We certainly have come a long way from that chaotic, terrifying, overwhelmingly shocked and anxious day almost a year ago. Its still not easy but we have so many great little tricks to help us through the moments that come our way, random and chaotic as they will always be.
After we finally had the x-ray we ran into a nurse in the corridor on our way back to emergency. She has looked after Oscar many times and stopped for a chat marvelling at how big he has gotten and how she had never seen him so miserable. Everyone agreed - he was not the Oscar we all know and love.

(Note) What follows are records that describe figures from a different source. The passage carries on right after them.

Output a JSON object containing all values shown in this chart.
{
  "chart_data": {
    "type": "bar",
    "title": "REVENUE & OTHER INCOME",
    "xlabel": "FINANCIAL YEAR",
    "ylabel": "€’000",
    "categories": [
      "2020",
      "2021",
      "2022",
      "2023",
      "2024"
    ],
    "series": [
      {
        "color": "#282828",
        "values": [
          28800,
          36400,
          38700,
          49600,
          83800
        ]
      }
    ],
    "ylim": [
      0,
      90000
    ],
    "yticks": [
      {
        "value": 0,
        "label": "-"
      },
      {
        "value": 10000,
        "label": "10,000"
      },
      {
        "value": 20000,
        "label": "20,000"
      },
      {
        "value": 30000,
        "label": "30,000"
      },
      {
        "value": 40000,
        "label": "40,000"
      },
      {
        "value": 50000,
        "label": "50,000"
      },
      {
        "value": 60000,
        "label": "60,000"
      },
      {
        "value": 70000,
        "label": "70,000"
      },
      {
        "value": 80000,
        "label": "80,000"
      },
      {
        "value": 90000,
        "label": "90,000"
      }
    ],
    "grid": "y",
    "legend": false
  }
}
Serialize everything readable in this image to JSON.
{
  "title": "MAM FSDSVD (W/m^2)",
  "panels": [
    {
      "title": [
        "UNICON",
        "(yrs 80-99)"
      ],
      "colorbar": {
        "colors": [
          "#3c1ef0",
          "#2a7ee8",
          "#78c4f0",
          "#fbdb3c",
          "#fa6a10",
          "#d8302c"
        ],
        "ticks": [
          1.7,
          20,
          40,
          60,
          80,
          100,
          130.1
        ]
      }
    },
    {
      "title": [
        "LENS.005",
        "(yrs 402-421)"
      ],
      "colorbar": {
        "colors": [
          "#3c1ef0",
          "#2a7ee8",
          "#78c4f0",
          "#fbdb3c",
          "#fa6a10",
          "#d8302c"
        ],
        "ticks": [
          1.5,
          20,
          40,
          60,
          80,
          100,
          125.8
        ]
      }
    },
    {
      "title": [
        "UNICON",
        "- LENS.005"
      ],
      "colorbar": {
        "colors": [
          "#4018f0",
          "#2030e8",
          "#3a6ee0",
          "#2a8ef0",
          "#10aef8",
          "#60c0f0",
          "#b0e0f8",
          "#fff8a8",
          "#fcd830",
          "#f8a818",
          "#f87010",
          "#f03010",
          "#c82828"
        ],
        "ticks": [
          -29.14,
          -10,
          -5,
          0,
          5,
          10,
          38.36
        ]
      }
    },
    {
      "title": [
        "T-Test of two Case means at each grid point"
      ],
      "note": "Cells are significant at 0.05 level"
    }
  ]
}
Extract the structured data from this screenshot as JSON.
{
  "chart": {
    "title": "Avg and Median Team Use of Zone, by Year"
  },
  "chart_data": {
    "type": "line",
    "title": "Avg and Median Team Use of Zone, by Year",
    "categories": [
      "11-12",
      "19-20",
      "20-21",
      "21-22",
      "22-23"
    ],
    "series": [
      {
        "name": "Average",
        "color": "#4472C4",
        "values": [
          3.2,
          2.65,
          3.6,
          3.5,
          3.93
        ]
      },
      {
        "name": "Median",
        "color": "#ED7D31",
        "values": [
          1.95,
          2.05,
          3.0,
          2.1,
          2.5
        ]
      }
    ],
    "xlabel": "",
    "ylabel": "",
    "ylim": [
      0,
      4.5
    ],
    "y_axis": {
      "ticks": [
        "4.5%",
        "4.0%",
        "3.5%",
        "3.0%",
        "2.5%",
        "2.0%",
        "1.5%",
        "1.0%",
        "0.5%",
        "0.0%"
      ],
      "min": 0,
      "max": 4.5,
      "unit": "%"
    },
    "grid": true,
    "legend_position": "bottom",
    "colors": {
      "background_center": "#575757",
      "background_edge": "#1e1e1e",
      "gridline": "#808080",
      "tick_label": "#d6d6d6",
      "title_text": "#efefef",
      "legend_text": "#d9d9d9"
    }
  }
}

The good news was his chest was clear, his bloods were high and we were discharged on the proviso that we go straight back in the next morning for further assessment. Best outcome ever!
When we got home Auden asked Oscar, as he always does, "Did you have fun at hospital?" Normally the response is "Yes, Oscar saw Donna and Margaret" - it is said with great joy as he loves Dr Margaret and Donna from the clinic like they are family. This time though his response was just as honest and direct. He yelled, "NO, I didn't" and burst into tears. Bless him, it was such an awful time, especially with the bloods being so difficult.
It was a crazy busy day the next day. They swabbed his mucus to test for some of the scarier viruses and checked him over once again.
Thursday he is still scheduled to have his bone marrow. This is the one they like to do 12 months after diagnosis. We will have to wait and see how well he is as he is still a misery and they may not be able to do it. I'll let you know. They expect to see that he is still in remission. Again, I'll let you know when we know.
Take care everyone and thanks for checking in on us.